The God who isn’t held down by people’s self-serving agendas.

The God who is love and goodness, the God who is for justice. Whose goodness is beyond human understanding, but not against it. The God who liberates.

The God who is like Jesus, dying for his enemies.

If Jerry Falwell Jr. and Franklin Graham and my evangelical friends want to worship the gods my ancestors served in Egypt and beyond the river, the ones who are vindictive and send gay people to hell, that’s up to them.

But as for me and my house, we will serve the Lord.


Okay, technically I can’t decide that for my house; they’re going to do what they’re going to do, but I can use my influence to encourage it.

Note 2: Apparently this thought has its roots in an idea I had two and a half years ago.

David M Schell About David M Schell
I am a doubter and a believer. I have a Master's in Divinity from Pittsburgh Theological Seminary, but because faith grows and changes, I don't necessarily stand by everything I've ever written, so if you see something troubling further back, please ask! Read More.

Author: David M Schell

I am a doubter and a believer. I have a Master's in Divinity from Pittsburgh Theological Seminary, but because faith grows and changes, I don't necessarily stand by everything I've ever written, so if you see something troubling further back, please ask! Read More.

3 thoughts on “put away the gods”

  1. I’m not sure one can call the apostle Paul or Peter a heretic and still be in the borders of orthodox Christian faith.
    But then again, isn’t it a fundamentalist impulse to demean those who have “wrong views” as heretics?
    Christianity is a wide tent. It has room for monster gods, and for those on a journey from monster gods to more loving gods. It has room for you to wonder every two years if there is some truth to a monster god, and room for you to reject the monster god. Progressive revelation is like that, have grace for those from whom you first learned the term grace, even if you don’t find their version going far enough.

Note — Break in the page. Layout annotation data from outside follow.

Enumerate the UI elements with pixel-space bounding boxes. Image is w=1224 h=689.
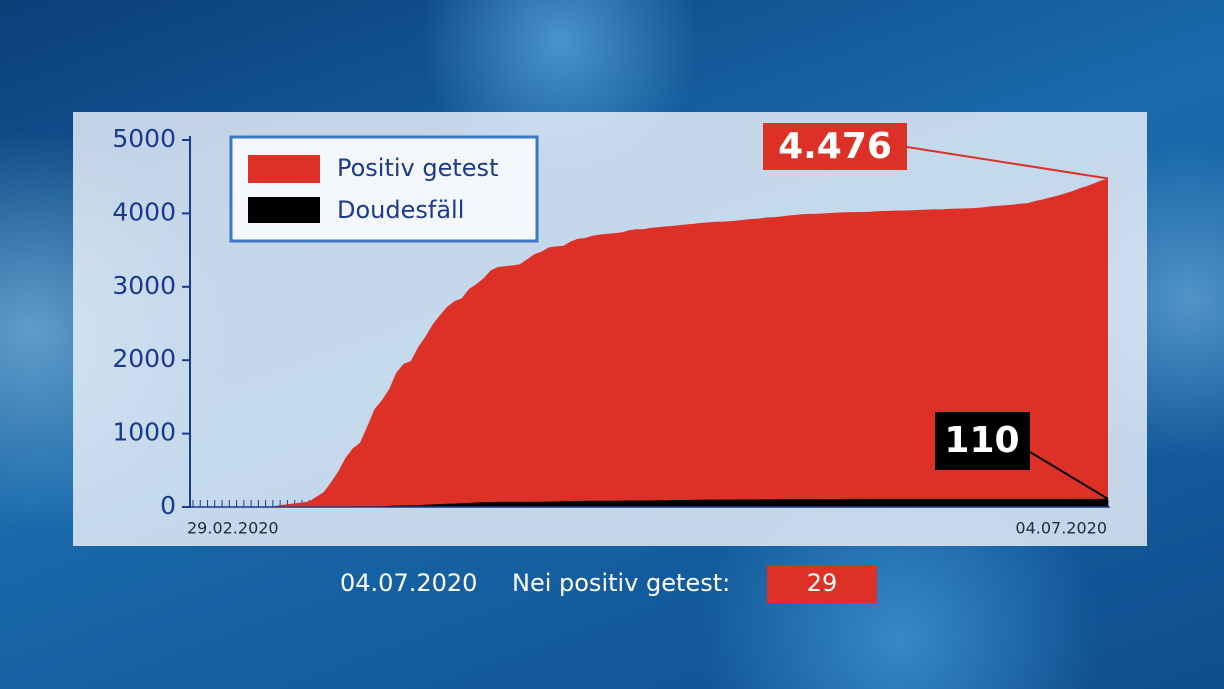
footer-value: 29 xyxy=(807,569,838,597)
legend-swatch xyxy=(248,155,320,183)
annotation-box xyxy=(935,412,1030,470)
annotation: 4.476 xyxy=(778,126,892,167)
legend-box xyxy=(229,135,539,243)
footer-date: 04.07.2020 xyxy=(340,569,477,597)
area xyxy=(193,178,1108,507)
legend-label: Doudesfäll xyxy=(337,196,464,224)
legend-swatch xyxy=(248,197,320,223)
x-tick-label: 04.07.2020 xyxy=(1015,519,1107,538)
y-tick-label: 3000 xyxy=(112,271,176,300)
plot-area xyxy=(192,178,1109,507)
footer-label: Nei positiv getest: xyxy=(512,569,730,597)
legend-label: Positiv getest xyxy=(337,154,498,182)
annotation: 110 xyxy=(944,420,1019,461)
y-tick-label: 2000 xyxy=(112,344,176,373)
y-tick-label: 4000 xyxy=(112,197,176,226)
annotation-leader xyxy=(1029,451,1109,500)
area xyxy=(193,498,1108,507)
legend: Positiv getest Doudesfäll xyxy=(229,135,539,243)
y-tick-label: 1000 xyxy=(112,418,176,447)
x-tick-label: 29.02.2020 xyxy=(187,519,279,538)
y-tick-label: 5000 xyxy=(112,124,176,153)
annotation-leader xyxy=(906,146,1109,180)
annotation-box xyxy=(763,123,907,170)
footer-value-box xyxy=(767,565,877,603)
y-tick-label: 0 xyxy=(160,491,176,520)
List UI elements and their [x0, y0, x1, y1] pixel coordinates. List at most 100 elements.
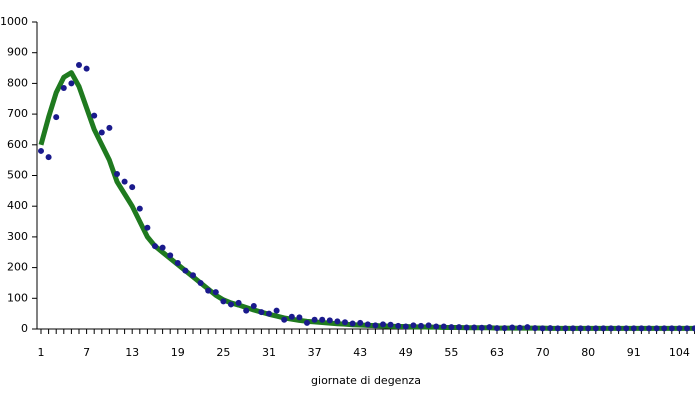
data-point — [478, 324, 485, 331]
x-tick-label: 19 — [171, 346, 185, 359]
x-tick-label: 49 — [399, 346, 413, 359]
data-point — [676, 325, 683, 332]
data-point — [167, 252, 174, 259]
data-point — [410, 322, 417, 329]
data-point — [235, 299, 242, 306]
x-tick-label: 37 — [308, 346, 322, 359]
data-point — [418, 322, 424, 329]
x-tick-label: 91 — [627, 346, 641, 359]
data-point — [516, 324, 523, 331]
data-point — [342, 319, 348, 326]
data-point — [646, 325, 652, 332]
data-point — [311, 316, 318, 323]
data-point — [668, 325, 675, 332]
data-point — [349, 320, 356, 327]
x-tick-label: 25 — [216, 346, 230, 359]
data-point — [98, 129, 105, 136]
data-point — [68, 80, 75, 87]
data-point — [425, 322, 432, 329]
data-point — [691, 325, 695, 332]
y-tick-label: 100 — [7, 291, 28, 304]
data-point — [91, 112, 98, 119]
y-tick-label: 1000 — [0, 15, 28, 28]
data-point — [539, 325, 546, 332]
data-point — [615, 325, 622, 332]
data-point — [630, 325, 637, 332]
data-point — [250, 302, 257, 309]
data-point — [364, 321, 371, 328]
data-point — [448, 324, 455, 331]
data-point — [60, 85, 67, 92]
x-tick-label: 1 — [38, 346, 45, 359]
x-axis-label: giornate di degenza — [311, 374, 421, 387]
data-point — [53, 114, 60, 121]
data-point — [197, 279, 204, 286]
data-point — [524, 324, 531, 331]
fit-line — [38, 70, 695, 331]
data-point — [258, 309, 265, 316]
data-point — [220, 298, 227, 305]
data-point — [45, 154, 52, 161]
data-point — [463, 324, 470, 331]
data-point — [623, 325, 630, 332]
data-point — [653, 325, 660, 332]
data-point — [638, 325, 645, 332]
x-tick-label: 80 — [581, 346, 595, 359]
data-point — [433, 323, 440, 330]
data-point — [190, 272, 196, 279]
data-point — [288, 313, 295, 320]
data-point — [121, 178, 128, 185]
x-tick-label: 7 — [83, 346, 90, 359]
data-point — [228, 301, 234, 308]
y-tick-label: 500 — [7, 169, 28, 182]
data-point — [174, 259, 181, 266]
data-point — [395, 322, 402, 329]
data-point — [182, 267, 189, 274]
data-point — [106, 124, 113, 131]
data-point — [577, 325, 584, 332]
x-tick-label: 70 — [536, 346, 550, 359]
x-tick-label: 43 — [353, 346, 367, 359]
data-point — [83, 65, 90, 72]
data-point — [273, 307, 280, 314]
data-point — [129, 184, 136, 191]
data-point — [334, 318, 341, 325]
data-point — [532, 325, 538, 332]
data-point — [600, 325, 607, 332]
data-point — [547, 325, 554, 332]
data-point — [136, 205, 143, 212]
data-point — [372, 322, 379, 329]
data-point — [592, 325, 599, 332]
data-point — [608, 325, 614, 332]
data-point — [562, 325, 569, 332]
data-point — [509, 324, 516, 331]
data-point — [684, 325, 690, 332]
data-point — [554, 325, 561, 332]
data-point — [501, 325, 508, 332]
y-tick-label: 0 — [21, 322, 28, 335]
data-point — [440, 323, 447, 330]
y-tick-label: 800 — [7, 76, 28, 89]
data-point — [570, 325, 576, 332]
data-point — [114, 170, 120, 177]
data-point — [471, 324, 478, 331]
data-point — [266, 310, 272, 317]
data-point — [205, 287, 212, 294]
data-point — [357, 319, 364, 326]
data-point — [380, 321, 386, 328]
y-tick-label: 700 — [7, 107, 28, 120]
x-tick-label: 13 — [125, 346, 139, 359]
data-point — [486, 324, 493, 331]
data-point — [326, 317, 333, 324]
x-tick-label: 31 — [262, 346, 276, 359]
data-point — [144, 224, 151, 231]
data-point — [319, 316, 326, 323]
y-tick-label: 900 — [7, 46, 28, 59]
x-tick-label: 104 — [669, 346, 690, 359]
data-point — [456, 324, 462, 331]
data-point — [387, 321, 394, 328]
data-point — [585, 325, 592, 332]
data-point — [304, 319, 310, 326]
data-point — [76, 61, 82, 68]
data-point — [402, 323, 409, 330]
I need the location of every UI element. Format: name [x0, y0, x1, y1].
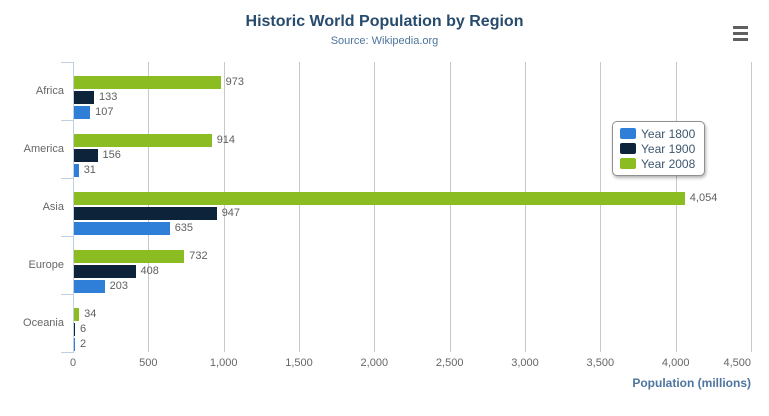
- value-axis-label: 2,000: [360, 357, 389, 369]
- legend-item-year-1900[interactable]: Year 1900: [620, 141, 695, 156]
- bar-year-2008-europe[interactable]: [74, 250, 185, 263]
- bar-year-1900-africa[interactable]: [74, 91, 94, 104]
- category-tick: [61, 352, 73, 353]
- value-axis-label: 0: [69, 357, 77, 369]
- bar-year-2008-oceania[interactable]: [74, 308, 80, 321]
- legend: Year 1800 Year 1900 Year 2008: [612, 121, 706, 176]
- value-axis-label: 3,500: [586, 357, 615, 369]
- bar-data-label: 203: [109, 280, 128, 292]
- bar-year-2008-asia[interactable]: [74, 192, 685, 205]
- value-axis-title: Population (millions): [632, 376, 751, 390]
- bar-data-label: 133: [99, 91, 118, 103]
- bar-data-label: 732: [189, 250, 208, 262]
- legend-swatch-icon: [620, 128, 636, 139]
- value-axis-label: 4,500: [723, 357, 751, 369]
- bar-data-label: 31: [83, 164, 96, 176]
- category-label-asia: Asia: [42, 201, 64, 213]
- context-menu-button[interactable]: [729, 21, 753, 43]
- value-axis-label: 4,000: [661, 357, 690, 369]
- value-axis-label: 3,000: [511, 357, 539, 369]
- bar-year-2008-america[interactable]: [74, 134, 212, 147]
- category-axis-labels: Africa America Asia Europe Oceania: [0, 62, 64, 352]
- bar-data-label: 914: [216, 134, 236, 146]
- bar-data-label: 156: [102, 149, 121, 161]
- gridline: [223, 62, 225, 352]
- bar-data-label: 408: [140, 265, 159, 277]
- gridline: [449, 62, 451, 352]
- category-tick: [61, 294, 73, 295]
- bar-data-label: 947: [221, 207, 241, 219]
- bar-data-label: 107: [95, 106, 114, 118]
- category-label-oceania: Oceania: [23, 317, 64, 329]
- value-axis-label: 500: [139, 357, 158, 369]
- legend-item-label: Year 1900: [641, 141, 696, 156]
- chart-subtitle: Source: Wikipedia.org: [330, 35, 439, 47]
- category-label-europe: Europe: [28, 259, 64, 271]
- gridline: [374, 62, 376, 352]
- legend-swatch-icon: [620, 143, 636, 154]
- bar-year-1900-europe[interactable]: [74, 265, 136, 278]
- bar-data-label: 6: [80, 323, 87, 335]
- category-tick: [61, 178, 73, 179]
- category-tick: [61, 236, 73, 237]
- legend-item-year-2008[interactable]: Year 2008: [620, 156, 695, 171]
- gridline: [751, 62, 752, 352]
- value-axis-label: 1,500: [285, 357, 313, 369]
- bar-data-label: 2: [80, 338, 87, 350]
- bar-year-1800-europe[interactable]: [74, 280, 105, 293]
- value-axis-labels: 0 500 1,000 1,500 2,000 2,500 3,000 3,500 4,000 4…: [69, 357, 751, 373]
- gridline: [525, 62, 526, 352]
- legend-item-label: Year 2008: [641, 156, 696, 171]
- bar-year-1900-america[interactable]: [74, 149, 98, 162]
- chart-title: Historic World Population by Region: [245, 13, 524, 30]
- bar-year-1800-america[interactable]: [74, 164, 79, 177]
- bar-year-1800-asia[interactable]: [74, 222, 170, 235]
- gridline: [600, 62, 602, 352]
- category-axis-line: [73, 62, 74, 353]
- legend-item-year-1800[interactable]: Year 1800: [620, 126, 695, 141]
- gridline: [675, 62, 677, 352]
- bar-year-1800-oceania[interactable]: [74, 338, 75, 351]
- legend-swatch-icon: [620, 158, 636, 169]
- category-label-africa: Africa: [35, 85, 64, 97]
- bar-year-1800-africa[interactable]: [74, 106, 91, 119]
- plot-area: 973 133 107 914 156 31 4,054 947 635 732 408 203 34 6…: [61, 62, 752, 353]
- bar-data-label: 34: [84, 308, 97, 320]
- bar-year-2008-africa[interactable]: [74, 76, 221, 89]
- legend-item-label: Year 1800: [641, 126, 696, 141]
- value-axis-label: 1,000: [209, 357, 238, 369]
- bar-data-label: 4,054: [689, 192, 718, 204]
- category-tick: [61, 62, 73, 63]
- gridline: [299, 62, 300, 352]
- hamburger-menu-icon: [733, 26, 753, 41]
- bar-year-1900-asia[interactable]: [74, 207, 217, 220]
- bar-year-1900-oceania[interactable]: [74, 323, 75, 336]
- bar-data-label: 635: [174, 222, 194, 234]
- category-label-america: America: [23, 143, 64, 155]
- category-tick: [61, 120, 73, 121]
- value-axis-label: 2,500: [435, 357, 464, 369]
- bar-data-label: 973: [225, 76, 244, 88]
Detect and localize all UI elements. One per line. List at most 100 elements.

    1. It wasn’t my intent to call Peter or Paul a heretic.

      I imagine if I could hop a time machine and have a chat with the Apostle Paul, he would have disagreed with me re: sexual ethics. We might’ve found a good many things to disagree about.

      But Paul and Peter are not here insisting to me over and over again that my interpretation of their writings are wrong and my gay friends are indeed definitely going to hell because that’s the justice and righteousness of God.

      Paul isn’t a heretic for having had his first-century understanding of natural and unnatural superseded by further revelation anymore than Moses was a heretic for instituting animal sacrifices.

      The line I was tempted to draw a year ago was not around those who decline to believe God’s love is as inclusive as I do, but around those who loudly demand that it is not, to the detriment of those *they* cast as heretics and sinners, and to the detriment of the good name of God.

      But as I said, if others wish to serve the gods I’ve left behind, that’s up to them; if I’m going to live in the light of my current revelation, that’s up to me, and up to God to carry me along in it.

  2. Thank you, Thank you, I needed to read this. Your posts help me every time I feel about to give up on God since I live on an island of those who worship the ancestor gods.